Aleister Crowley spoke highly of the Abhidharma as a tool for this very purpose, though he preferred the Kabala. Go figure.
The scrolls in Jodo Shinshu members' shrines traditionally had written on the back "Accommodation Buddha". This meant it was a tool to be used in a practice, and a very powerful and effective one it is! But taking the symbol of Amida Buddha as "literally true" would be awkward. If all Buddhas reached Enlightenment by relying on Amida, what about Lokesvararaja, the Buddha under whom Amida studied? Besides, the Anjin Rondai clearly states that Amida is a "law", not a person.
After many generations the term "accommodation" came to be used in Japan as a polite term for a lie. At that time, members of a competing school of Buddhism would visit Jodo Shinshu members. They would say "That's a false Buddha! It says so right on the back of the scroll!" Our members would say "It does not!

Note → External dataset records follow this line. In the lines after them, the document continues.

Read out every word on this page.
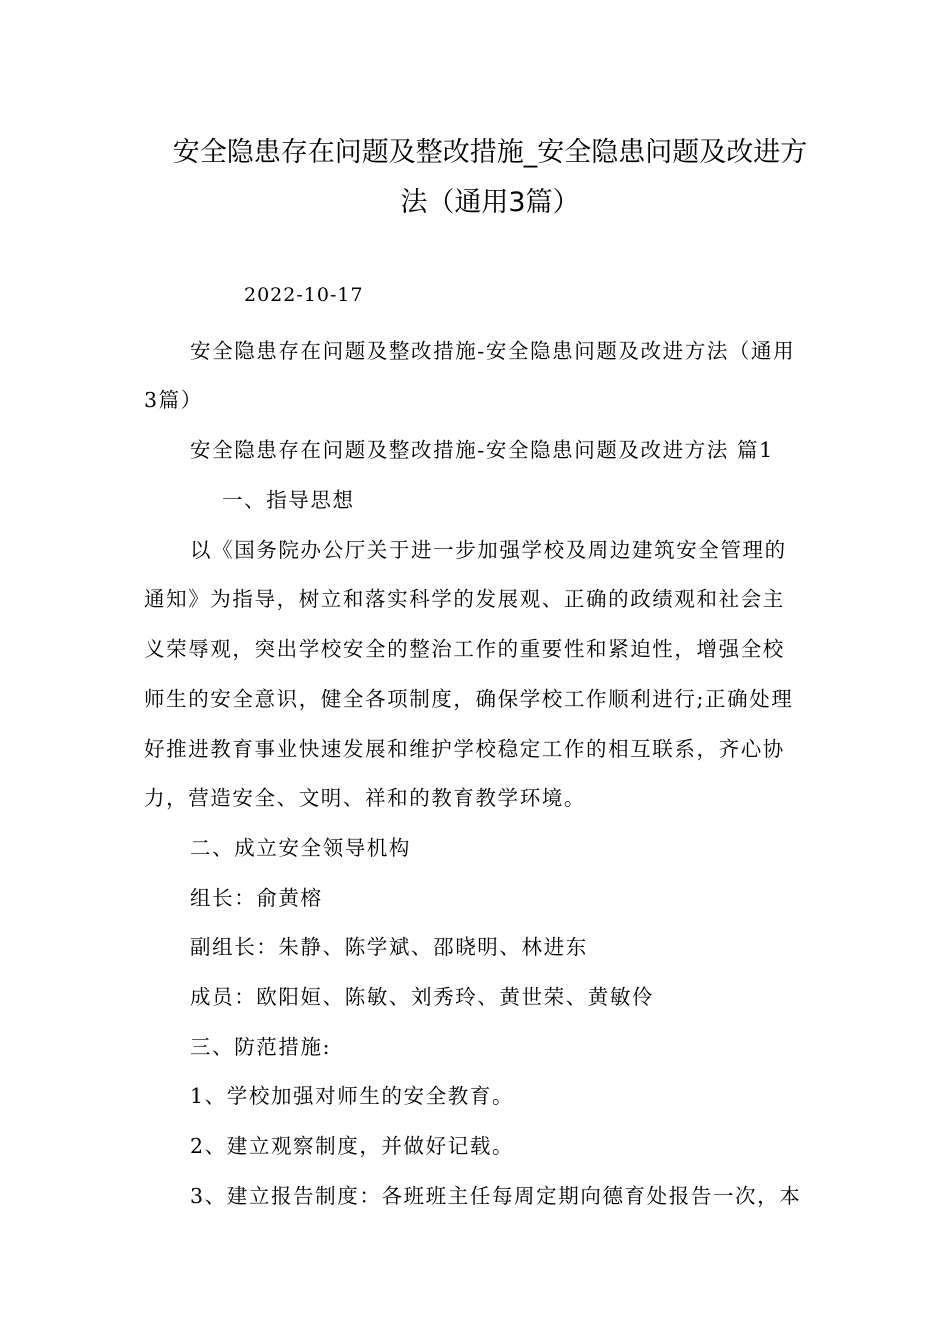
安全隐患存在问题及整改措施_安全隐患问题及改进方
法（通用3篇）
2022-10-17
安全隐患存在问题及整改措施-安全隐患问题及改进方法（通用
3篇）
安全隐患存在问题及整改措施-安全隐患问题及改进方法 篇1
一、指导思想
以《国务院办公厅关于进一步加强学校及周边建筑安全管理的
通知》为指导，树立和落实科学的发展观、正确的政绩观和社会主
义荣辱观，突出学校安全的整治工作的重要性和紧迫性，增强全校
师生的安全意识，健全各项制度，确保学校工作顺利进行;正确处理
好推进教育事业快速发展和维护学校稳定工作的相互联系，齐心协
力，营造安全、文明、祥和的教育教学环境。
二、成立安全领导机构
组长：俞黄榕
副组长：朱静、陈学斌、邵晓明、林进东
成员：欧阳姮、陈敏、刘秀玲、黄世荣、黄敏伶
三、防范措施:
1、学校加强对师生的安全教育。
2、建立观察制度，并做好记载。
3、建立报告制度：各班班主任每周定期向德育处报告一次，本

Look!.....uh........."
Jodo Shinshu lost a lot of good members that way. If everyone was just a little clearer about the nature of "truth", it wouldn't have happened.
The practices using the symbol of Amida Buddha are like using lines of latitude and longitude on a map. If you think they represent actual lines drawn around the earth, you can be lost forever searching for a black stripe in the dirt. If you say "There's no such thing!" and don't use them as a navigational aid, you're still lost. Only by understanding their provisional ("accommodation") nature can you get your bearings.